4. I regolamenti di cui al comma 1 ed i regolamenti
ministeriali ed interministeriali, che devono recare la
denominazione di "regolamento", sono adottati previo parere
del Consiglio di Stato, sottoposti al visto ed alla
registrazione della Corte dei conti e pubblicati nella
Gazzetta Ufficiale».
Note all'art. 1:
- Il testo dell'art. 30 del decreto del Presidente
della Repubblica 5 gennaio 1967, n. 18, e' il seguente:
«Art. 30 (Classificazione, istituzione e soppressione).
- Gli uffici all'estero comprendono: le rappresentanze
diplomatiche, che si distinguono in Ambasciate e Legazioni,
denominate negli articoli seguenti Missioni diplomatiche, e
in rappresentanze permanenti presso Enti o Organizzazioni
internazionali; gli uffici consolari, che si distinguono in
uffici consolari di I e di II categoria; gli istituti
italiani di cultura.
L'istituzione e la soppressione delle rappresentanze
diplomatiche sono disposte con decreto del Presidente della
Repubblica, previa deliberazione del Consiglio dei
Ministri, su proposta del Ministro per gli affari esteri di
concerto con il Ministro per il tesoro. Per le
rappresentanze permanenti presso Enti o Organizzazioni
internazionali il decreto istitutivo specifica la loro
equiparazione ad Ambasciata o Legazione.
L'istituzione e la soppressione degli uffici consolari
di I categoria sono disposte con decreto del Presidente
della Repubblica su proposta del Ministro per gli affari
esteri, previo parere del Consiglio di amministrazione, di
concerto con il Ministro per il tesoro.
L'istituzione e la soppressione dei Consolati generali
e dei Consolati di II categoria sono disposte con decreto
del Presidente della Repubblica su proposta del Ministro
per gli affari esteri; l'istituzione e la soppressione dei
Vice consolati e delle Agenzie consolari di II categoria
sono disposte con decreto del Ministro per gli affari
esteri. In citta' sedi di Missione diplomatica non possono
essere istituiti uffici consolari di II categoria.

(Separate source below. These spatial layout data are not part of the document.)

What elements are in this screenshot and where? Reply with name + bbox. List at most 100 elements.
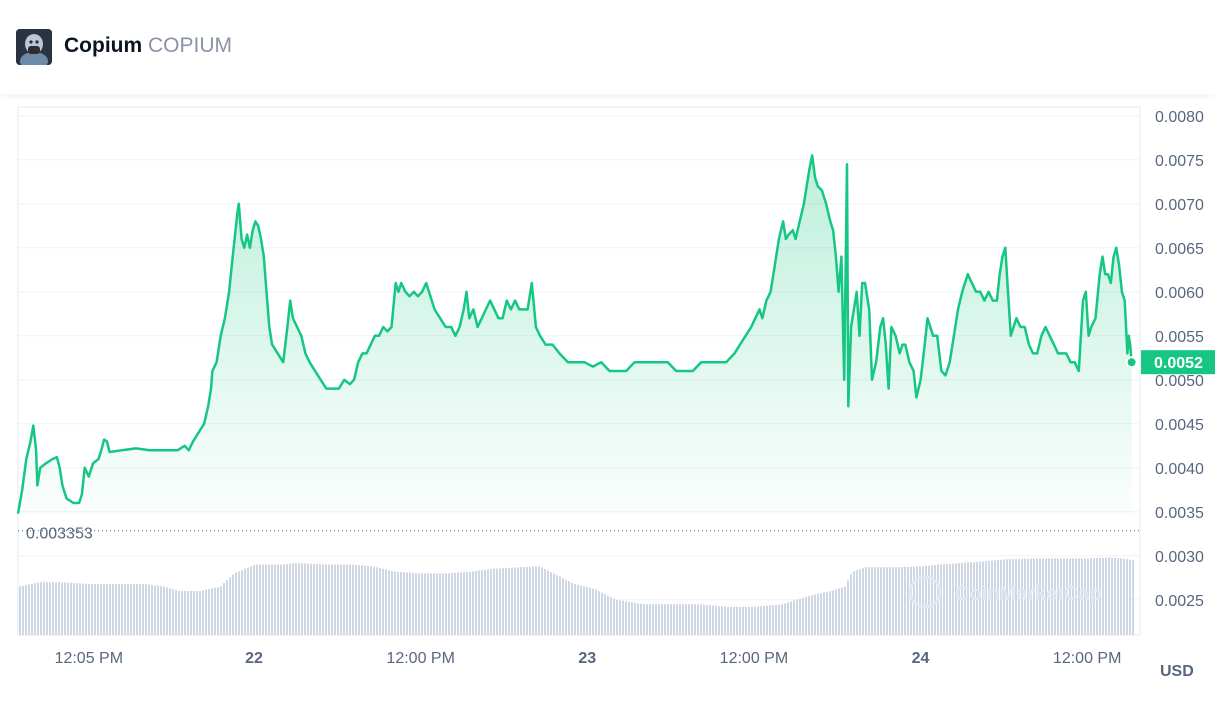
volume-bar [259, 564, 261, 635]
volume-bar [724, 606, 726, 635]
volume-bar [742, 606, 744, 635]
volume-bar [469, 571, 471, 635]
volume-bar [433, 573, 435, 635]
volume-bar [463, 572, 465, 635]
volume-bar [619, 600, 621, 635]
volume-bar [811, 595, 813, 635]
volume-bar [100, 583, 102, 635]
y-tick-label: 0.0035 [1155, 505, 1204, 522]
volume-bar [445, 573, 447, 635]
volume-bar [916, 566, 918, 635]
volume-bar [502, 568, 504, 635]
volume-bar [1021, 558, 1023, 635]
volume-bar [613, 598, 615, 635]
volume-bar [40, 582, 42, 635]
volume-bar [1102, 557, 1104, 635]
volume-bar [661, 604, 663, 635]
volume-bar [172, 589, 174, 635]
volume-bar [577, 584, 579, 635]
price-line[interactable] [16, 154, 1133, 514]
volume-bar [649, 604, 651, 635]
volume-bar [685, 604, 687, 635]
volume-bar [1000, 559, 1002, 635]
volume-bar [220, 585, 222, 635]
volume-bar [196, 591, 198, 635]
current-price-dot[interactable] [1125, 356, 1138, 369]
token-name: Copium [64, 34, 143, 57]
volume-bar [985, 561, 987, 635]
volume-bar [964, 562, 966, 635]
volume-bar [403, 572, 405, 635]
volume-bar [694, 604, 696, 635]
volume-bar [640, 603, 642, 635]
volume-bar [187, 591, 189, 635]
volume-bar [1096, 558, 1098, 635]
volume-bar [1057, 558, 1059, 635]
volume-bar [598, 591, 600, 635]
volume-bar [667, 604, 669, 635]
volume-bar [967, 562, 969, 635]
volume-bar [1054, 558, 1056, 635]
x-tick-label: 22 [245, 650, 263, 667]
volume-bar [625, 601, 627, 635]
volume-bar [313, 563, 315, 635]
volume-bar [583, 586, 585, 635]
volume-bar [1060, 558, 1062, 635]
volume-bar [1015, 558, 1017, 635]
volume-bar [622, 600, 624, 635]
volume-bar [118, 583, 120, 635]
volume-bar [115, 583, 117, 635]
volume-bar [439, 573, 441, 635]
x-axis: 12:05 PM 22 12:00 PM 23 12:00 PM 24 12:00 PM [55, 650, 1122, 667]
volume-bar [214, 587, 216, 635]
volume-bar [43, 582, 45, 635]
volume-bar [247, 567, 249, 635]
volume-bar [151, 584, 153, 635]
volume-bar [520, 567, 522, 635]
volume-bar [349, 564, 351, 635]
volume-bar [160, 586, 162, 635]
volume-bar [799, 598, 801, 635]
volume-bar [943, 564, 945, 635]
price-chart[interactable]: CoinMarketCap 0.003353 0.0080 0.0075 0.007… [0, 95, 1215, 714]
volume-bar [409, 572, 411, 635]
volume-bar [1048, 558, 1050, 635]
volume-bar [955, 563, 957, 635]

I decreti di istituzione e soppressione di
rappresentanze diplomatiche e di uffici consolari sono
pubblicati nella Gazzetta Ufficiale.
Gli istituti italiani di cultura sono istituiti e
soppressi in base alla specifica normativa che ne
disciplina le attivita' e il funzionamento. Per quanto in
questa non espressamente previsto e regolato si applicano
le norme del presente decreto, se compatibili con la natura
e le finalita' degli istituti stessi.
Gli istituti italiani di cultura dipendono dalle
Missioni diplomatiche e dagli uffici consolari secondo
quanto stabilito dalla legge».
- Per il testo dell'art. 3, comma 2, del citato decreto
legislativo n. 81 del 2008, vedi nelle note alle premesse.